Adjustable versus fixed rate loans

A fixed-rate loan features a fixed payment over the life of your loan. Your property taxes increase, or rarely, decrease, and your insurance rates might vary as well. For the most part monthly payments for a fixed-rate mortgage will be very stable.

At the beginning of a a fixed-rate loan, the majority the payment goes toward interest. The amount paid toward your principal amount goes up slowly every month.

You might choose a fixed-rate loan in order to lock in a low rate. Borrowers select fixed-rate loans when interest rates are low and they want to lock in the lower rate. For homeowners who have an ARM now, refinancing into a fixed-rate loan can provide more monthly payment stability. If you currently have an Adjustable Rate Mortgage (ARM), we'll be glad to help you lock in a fixed-rate at a favorable rate. Call Chris Caggiano - Grand Oaks Funding, LLC at (718) 477-4405 to discuss your situation with one of our professionals.

There are many different kinds of Adjustable Rate Mortgages. Generally, the interest on ARMs are based on a federal index. A few of these are: the 6-month Certificate of Deposit (CD) rate, the one-year rate on Treasure Securities, the Federal Home Loan Bank's 11th District Cost of Funds Index (COFI), or others.

Most programs have a cap that protects you from sudden increases in monthly payments. Some ARMs can't adjust more than two percent per year, regardless of the underlying interest rate. Sometimes an ARM features a "payment cap" that guarantees that your payment can't increase beyond a fixed amount over the course of a given year. Almost all ARMs also cap your rate over the duration of the loan.

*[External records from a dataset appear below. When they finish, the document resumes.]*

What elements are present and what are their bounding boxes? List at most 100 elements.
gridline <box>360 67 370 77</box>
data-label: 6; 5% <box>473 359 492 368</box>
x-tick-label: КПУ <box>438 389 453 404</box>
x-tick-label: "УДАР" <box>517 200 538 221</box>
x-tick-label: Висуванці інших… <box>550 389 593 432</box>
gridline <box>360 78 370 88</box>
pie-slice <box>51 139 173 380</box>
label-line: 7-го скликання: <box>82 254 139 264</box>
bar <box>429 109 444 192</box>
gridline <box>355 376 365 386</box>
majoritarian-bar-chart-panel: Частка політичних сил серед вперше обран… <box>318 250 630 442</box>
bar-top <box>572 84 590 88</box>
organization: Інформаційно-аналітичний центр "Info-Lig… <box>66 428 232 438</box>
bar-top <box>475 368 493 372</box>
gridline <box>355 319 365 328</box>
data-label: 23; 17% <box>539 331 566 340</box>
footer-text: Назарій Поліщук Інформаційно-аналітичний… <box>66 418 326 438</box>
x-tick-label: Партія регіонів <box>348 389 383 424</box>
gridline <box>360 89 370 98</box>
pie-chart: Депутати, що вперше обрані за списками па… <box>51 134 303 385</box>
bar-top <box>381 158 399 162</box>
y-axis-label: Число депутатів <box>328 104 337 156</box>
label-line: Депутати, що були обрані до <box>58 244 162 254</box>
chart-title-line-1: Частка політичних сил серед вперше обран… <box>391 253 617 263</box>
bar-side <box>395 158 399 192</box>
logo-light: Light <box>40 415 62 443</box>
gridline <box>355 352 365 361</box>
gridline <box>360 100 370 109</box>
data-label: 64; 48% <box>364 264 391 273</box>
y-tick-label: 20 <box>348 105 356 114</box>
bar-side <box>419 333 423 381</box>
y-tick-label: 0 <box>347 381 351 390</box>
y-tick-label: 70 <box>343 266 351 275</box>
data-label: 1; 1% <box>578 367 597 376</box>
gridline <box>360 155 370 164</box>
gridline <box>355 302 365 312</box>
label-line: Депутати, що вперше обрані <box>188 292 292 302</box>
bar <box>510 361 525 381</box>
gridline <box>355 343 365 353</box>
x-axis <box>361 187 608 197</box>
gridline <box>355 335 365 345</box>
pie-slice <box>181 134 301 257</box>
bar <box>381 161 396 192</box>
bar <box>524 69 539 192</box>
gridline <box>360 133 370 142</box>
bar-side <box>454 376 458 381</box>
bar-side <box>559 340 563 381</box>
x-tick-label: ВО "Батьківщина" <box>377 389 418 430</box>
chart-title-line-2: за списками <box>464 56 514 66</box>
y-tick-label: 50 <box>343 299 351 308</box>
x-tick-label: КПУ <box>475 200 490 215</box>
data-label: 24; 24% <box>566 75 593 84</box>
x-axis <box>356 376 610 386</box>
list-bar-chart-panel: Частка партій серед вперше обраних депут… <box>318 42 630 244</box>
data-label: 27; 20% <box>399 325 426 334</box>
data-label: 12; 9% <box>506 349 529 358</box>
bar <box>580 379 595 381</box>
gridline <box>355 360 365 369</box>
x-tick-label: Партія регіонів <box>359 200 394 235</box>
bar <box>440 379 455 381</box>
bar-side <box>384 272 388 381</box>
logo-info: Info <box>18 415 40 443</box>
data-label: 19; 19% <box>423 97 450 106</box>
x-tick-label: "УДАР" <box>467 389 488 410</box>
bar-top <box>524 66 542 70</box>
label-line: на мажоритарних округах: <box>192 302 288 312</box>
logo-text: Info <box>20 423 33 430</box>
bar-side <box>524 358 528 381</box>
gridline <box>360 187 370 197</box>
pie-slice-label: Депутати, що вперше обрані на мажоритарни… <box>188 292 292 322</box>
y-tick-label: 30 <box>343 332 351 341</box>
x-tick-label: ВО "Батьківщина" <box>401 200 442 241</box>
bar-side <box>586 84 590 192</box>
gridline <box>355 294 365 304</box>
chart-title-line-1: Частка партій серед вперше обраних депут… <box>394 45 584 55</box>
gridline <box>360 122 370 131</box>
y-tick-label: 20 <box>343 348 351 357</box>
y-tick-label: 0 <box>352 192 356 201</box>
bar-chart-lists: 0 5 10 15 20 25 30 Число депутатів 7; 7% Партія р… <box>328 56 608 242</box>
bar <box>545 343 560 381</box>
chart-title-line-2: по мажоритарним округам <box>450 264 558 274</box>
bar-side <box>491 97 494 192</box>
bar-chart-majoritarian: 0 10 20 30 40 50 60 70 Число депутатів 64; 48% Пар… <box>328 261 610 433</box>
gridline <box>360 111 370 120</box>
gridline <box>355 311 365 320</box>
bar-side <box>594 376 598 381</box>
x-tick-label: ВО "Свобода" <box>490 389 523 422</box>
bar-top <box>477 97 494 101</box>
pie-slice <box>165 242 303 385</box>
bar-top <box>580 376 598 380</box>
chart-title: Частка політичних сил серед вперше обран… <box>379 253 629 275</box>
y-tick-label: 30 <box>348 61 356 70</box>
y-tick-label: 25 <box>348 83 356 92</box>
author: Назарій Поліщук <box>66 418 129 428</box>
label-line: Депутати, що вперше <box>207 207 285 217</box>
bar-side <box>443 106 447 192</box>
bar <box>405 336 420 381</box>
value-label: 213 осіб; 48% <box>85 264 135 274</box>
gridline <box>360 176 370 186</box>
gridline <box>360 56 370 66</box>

ARMs most often have their lowest rates toward the start. They provide that interest rate for an initial period that varies greatly. You may hear people talking about "3/1 ARMs" or "5/1 ARMs". For these loans, the introductory rate is fixed for three or five years. It then adjusts every year. These types of loans are fixed for a certain number of years (3 or 5), then they adjust. Loans like this are often best for borrowers who anticipate moving within three or five years. These types of adjustable rate programs benefit people who plan to move before the loan adjusts.

Most people who choose ARMs choose them because they want to get lower introductory rates and don't plan to remain in the home for any longer than the initial low-rate period. ARMs can be risky if property values go down and borrowers are unable to sell or refinance.